You can see public methods available on classes documented in their code. Some main ones are:

  • __init__(metadata) – constructs a new instance of the metadata class and optionally initializes it with top-level metadata

  • update(selector, metadata) – updates metadata at a given location in data structure identified by a selector

  • query(selector) – retrieves metadata at a given location

  • query_with_exceptions(selector) – retrieves metadata at a given location, but also returns metadata for selectors which have metadata which differs from that of ALL_ELEMENTS

  • remove(selector) – removes metadata at a given location

  • get_elements(selector) – lists element names which exists at a given location

  • to_json() – converts metadata to a JSON representation

  • pretty_print() – pretty-print all metadata

PrimitiveMetadata differs from DataMetadata that it does not accept selector in its methods because there is no structure in primitives.

Standard metadata keys

You can use custom keys for metadata, but the following keys are standardized, so you should use those if you are trying to represent the same metadata: https://metadata.datadrivendiscovery.org/schemas/v0/definitions.json

The same key always have the same meaning and we reuse the same key in different contexts when we need the same meaning. So instead of having both primitive_name and dataset_name we have just name.

Different keys are expected in different contexts:

A more user friendly visualization of schemas listed above is available at https://metadata.datadrivendiscovery.org/.

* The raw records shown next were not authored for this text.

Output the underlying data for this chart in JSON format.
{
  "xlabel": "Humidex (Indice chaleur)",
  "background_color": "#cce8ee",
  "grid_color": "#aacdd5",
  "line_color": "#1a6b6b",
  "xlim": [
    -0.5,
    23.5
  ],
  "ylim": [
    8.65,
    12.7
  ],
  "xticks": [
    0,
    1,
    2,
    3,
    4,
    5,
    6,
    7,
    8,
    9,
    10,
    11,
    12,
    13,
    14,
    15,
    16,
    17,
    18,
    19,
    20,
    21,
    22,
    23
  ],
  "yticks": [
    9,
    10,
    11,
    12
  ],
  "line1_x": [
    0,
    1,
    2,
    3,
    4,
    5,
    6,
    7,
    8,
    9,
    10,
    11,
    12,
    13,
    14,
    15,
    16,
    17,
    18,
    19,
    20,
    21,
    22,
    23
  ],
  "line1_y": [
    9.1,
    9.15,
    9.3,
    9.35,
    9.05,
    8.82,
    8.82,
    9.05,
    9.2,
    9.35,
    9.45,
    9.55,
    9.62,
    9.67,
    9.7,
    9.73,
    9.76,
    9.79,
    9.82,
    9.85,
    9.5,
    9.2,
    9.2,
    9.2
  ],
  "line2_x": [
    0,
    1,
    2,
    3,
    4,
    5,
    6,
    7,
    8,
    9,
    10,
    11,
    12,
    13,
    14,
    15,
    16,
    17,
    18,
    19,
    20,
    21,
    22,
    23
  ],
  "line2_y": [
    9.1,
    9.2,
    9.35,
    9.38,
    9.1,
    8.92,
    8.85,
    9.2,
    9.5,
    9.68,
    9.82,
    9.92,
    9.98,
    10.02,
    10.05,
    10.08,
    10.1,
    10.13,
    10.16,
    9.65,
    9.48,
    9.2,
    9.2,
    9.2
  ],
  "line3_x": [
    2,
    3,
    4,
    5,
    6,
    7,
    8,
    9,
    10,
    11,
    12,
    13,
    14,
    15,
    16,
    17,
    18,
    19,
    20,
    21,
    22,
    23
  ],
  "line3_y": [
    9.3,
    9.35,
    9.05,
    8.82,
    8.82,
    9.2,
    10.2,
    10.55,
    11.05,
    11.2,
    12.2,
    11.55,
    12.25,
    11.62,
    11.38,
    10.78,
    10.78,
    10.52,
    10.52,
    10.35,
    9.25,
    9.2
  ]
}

Contribute: Standardizing metadata schemas are an ongoing process. Feel free to contribute suggestions and merge requests with improvements.

Data metadata

Every value passed around a pipeline has metadata associated with it. Defined container types have an attribute metadata to contain it. API available to manipulate metadata is still evolving because many operations one can do on data are reasonable also on metadata (e.g., slicing and combining data). Currently, every operation on data clears and re-initializes associated metadata.

Note: While part of primitive’s metadata is obtained automatically nothing like that is currently done for data metadata. This means one has to manually populate with dimension and typing information. This will be improved in the future with automatic extraction of this metadata from data.

Semantic Types

All that is standardized through JSON schemas. In addition, we use semantic types and maintain a list of commonly used semantic types in the program.